Dünya siyaset sahnesinin en renkli ve en öngörülemez isimlerinden Donald Trump, yine herkesi şaşırtacak bir açıklamaya imza attı. Eski başkan, sosyal medya üzerinden yaptığı bir paylaşımla Hamas liderliğine adeta ateş püskürdü.
"Artık yeter!" diye haykıran Trump'ın sözleri gerçekten de oldukça netti. Hamas'ın elinde tuttuğu iki Amerikalı vatandaşın 48 saat gibi kısa bir süre içinde serbest bırakılmasını talep etti. Yoksa -kendi deyimiyle- "işler çok ciddi bir hal alacak" gibi görünüyor.
Kritik Zamanlama ve Gerilim Yüklü İfadeler
Trump'ın bu çıkışı, bölgedeki gerilimin tırmandığı tam da şu günlerde geldi. İnanın, siyaseti yakından takip edenler için bu hiç de sürpriz sayılmazdı. Adam zaten hep beklenmedik hamleler yapmasıyla ünlü değil mi?
Şöyle diyordu eski başkan: "İki masum Amerikalı vatandaşımız derhal özgür bırakılmalı. Onlara 48 saat mühlet veriyorum. Bu süre dolduğunda eğer hala serbest bırakılmamışlarsa, biz de gerekeni yapmakta tereddüt etmeyeceğiz."
Peki neydi bu "gereken"? Trump detay vermekten kaçındı ama diplomasi dilinde böyle açıklamalar genellikle askeri operasyonların habercisi oluyor.

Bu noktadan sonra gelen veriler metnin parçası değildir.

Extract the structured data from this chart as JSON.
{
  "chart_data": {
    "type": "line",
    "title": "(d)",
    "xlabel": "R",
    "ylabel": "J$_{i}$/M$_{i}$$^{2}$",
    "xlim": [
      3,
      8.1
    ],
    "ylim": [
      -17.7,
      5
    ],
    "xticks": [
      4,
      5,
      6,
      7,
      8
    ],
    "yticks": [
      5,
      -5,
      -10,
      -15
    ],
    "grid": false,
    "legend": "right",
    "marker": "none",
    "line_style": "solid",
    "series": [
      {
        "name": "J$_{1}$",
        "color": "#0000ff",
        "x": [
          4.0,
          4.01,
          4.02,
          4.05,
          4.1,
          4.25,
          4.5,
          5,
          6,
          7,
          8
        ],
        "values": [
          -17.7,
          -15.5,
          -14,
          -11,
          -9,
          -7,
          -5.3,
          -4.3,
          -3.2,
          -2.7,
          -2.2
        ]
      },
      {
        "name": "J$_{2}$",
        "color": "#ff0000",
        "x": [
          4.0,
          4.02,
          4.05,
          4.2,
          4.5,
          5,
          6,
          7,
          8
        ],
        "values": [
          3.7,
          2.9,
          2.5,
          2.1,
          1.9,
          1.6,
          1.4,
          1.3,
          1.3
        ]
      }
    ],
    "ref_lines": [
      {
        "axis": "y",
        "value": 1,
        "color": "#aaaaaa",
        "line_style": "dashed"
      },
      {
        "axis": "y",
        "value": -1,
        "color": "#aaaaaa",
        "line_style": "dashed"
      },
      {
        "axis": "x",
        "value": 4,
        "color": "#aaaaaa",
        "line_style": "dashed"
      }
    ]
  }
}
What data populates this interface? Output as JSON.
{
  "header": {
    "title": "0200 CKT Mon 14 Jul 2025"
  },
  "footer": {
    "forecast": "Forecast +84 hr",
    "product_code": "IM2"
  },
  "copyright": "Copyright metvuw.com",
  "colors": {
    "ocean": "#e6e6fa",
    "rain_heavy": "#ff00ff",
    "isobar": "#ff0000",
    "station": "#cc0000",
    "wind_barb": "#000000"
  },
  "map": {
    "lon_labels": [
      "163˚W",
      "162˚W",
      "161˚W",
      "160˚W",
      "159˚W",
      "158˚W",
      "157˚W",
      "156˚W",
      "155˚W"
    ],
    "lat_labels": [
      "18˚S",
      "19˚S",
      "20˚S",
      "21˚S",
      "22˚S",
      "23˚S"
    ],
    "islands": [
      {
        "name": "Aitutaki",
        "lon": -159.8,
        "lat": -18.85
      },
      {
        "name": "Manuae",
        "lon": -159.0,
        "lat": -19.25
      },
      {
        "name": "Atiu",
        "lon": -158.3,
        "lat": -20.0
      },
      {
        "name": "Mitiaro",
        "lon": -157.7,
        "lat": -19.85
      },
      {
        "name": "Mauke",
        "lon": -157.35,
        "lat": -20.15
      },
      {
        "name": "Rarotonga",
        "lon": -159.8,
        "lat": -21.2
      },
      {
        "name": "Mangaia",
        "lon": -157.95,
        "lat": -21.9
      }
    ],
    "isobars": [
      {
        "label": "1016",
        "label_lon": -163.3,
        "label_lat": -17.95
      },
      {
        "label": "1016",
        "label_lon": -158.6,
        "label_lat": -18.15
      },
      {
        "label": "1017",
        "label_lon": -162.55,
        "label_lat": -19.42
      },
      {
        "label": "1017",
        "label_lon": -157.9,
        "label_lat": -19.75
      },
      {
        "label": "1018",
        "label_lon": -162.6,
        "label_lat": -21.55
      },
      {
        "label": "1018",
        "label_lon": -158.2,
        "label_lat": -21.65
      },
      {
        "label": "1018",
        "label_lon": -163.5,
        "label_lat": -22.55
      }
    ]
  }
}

En azından tarih bize bunu söylüyor.
Beyaz Saray'dan Sessizlik, Hamas'tan Tepki
İlginç olan şu ki, mevcut Biden yönetimi Trump'ın bu açıklamalarına şimdilik sessiz kalmayı tercih etti. Bu sessizlik, Washington'daki iç politika gerilimlerini de gözler önüne seriyor aslında.
Hamas tarafından ise kısa ama anlamlı bir yanıt geldi: "Dış müdahalelere boyun eğmeyiz." Tabii bu, Trump'ın ültimatomunun reddedildiği anlamına geliyordu. Yani 48 saatin sonunda ne olacağını hep birlikte göreceğiz.
Ortadoğu'da gerilim zaten tavan yapmış durumda. Trump'ın bu hamlesi, yangına benzin dökmekten farksız gibi görünüyor. Ama kim bilir, belki de bu tür baskılar bazen işe yarıyor - en azından Trump'ın kendi düşüncesi bu yönde.
Rehinelerin Akıbeti Merak Konusu
İki Amerikalı rehinenin kimliği ve nasıl esir düştükleri konusunda net bilgiler yok. Ancak bölgedeki kaynaklar, bunların sivil vatandaşlar olabileceğini düşündürüyor.
Trump'ın bu kadar net bir ültimatom vermesi, arka planda bazı istihbarat bilgilerine sahip olduğunu da akıllara getiriyor. Yoksa körlemesine böyle bir riski göze alır mıydı? Bence almazdı.
Önümüzdeki iki gün, bölge diplomasisi açısından kritik önem taşıyacak gibi görünüyor. Her iki taraf da geri adım atmazsa, Ortadoğu'da yeni bir krizin eşiğine gelebiliriz. Ki bölgenin daha fazla gerilime ihtiyacı olduğunu sanmıyorum, sizce de öyle değil mi?
Sonuç olarak, Trump yine bildiğimiz Trump'tı. Sessiz sedasız durmayı sevmiyor, her zaman gündemi belirlemek istiyor. Bu seferki hamlesinin nelere mal olacağını ise zaman gösterecek. Ama şunu söyleyebilirim ki, uluslararası ilişkilerde böyle açıklamalar genellikle iyi sonuçlanmıyor. En azından tarih bize bunu öğretiyor.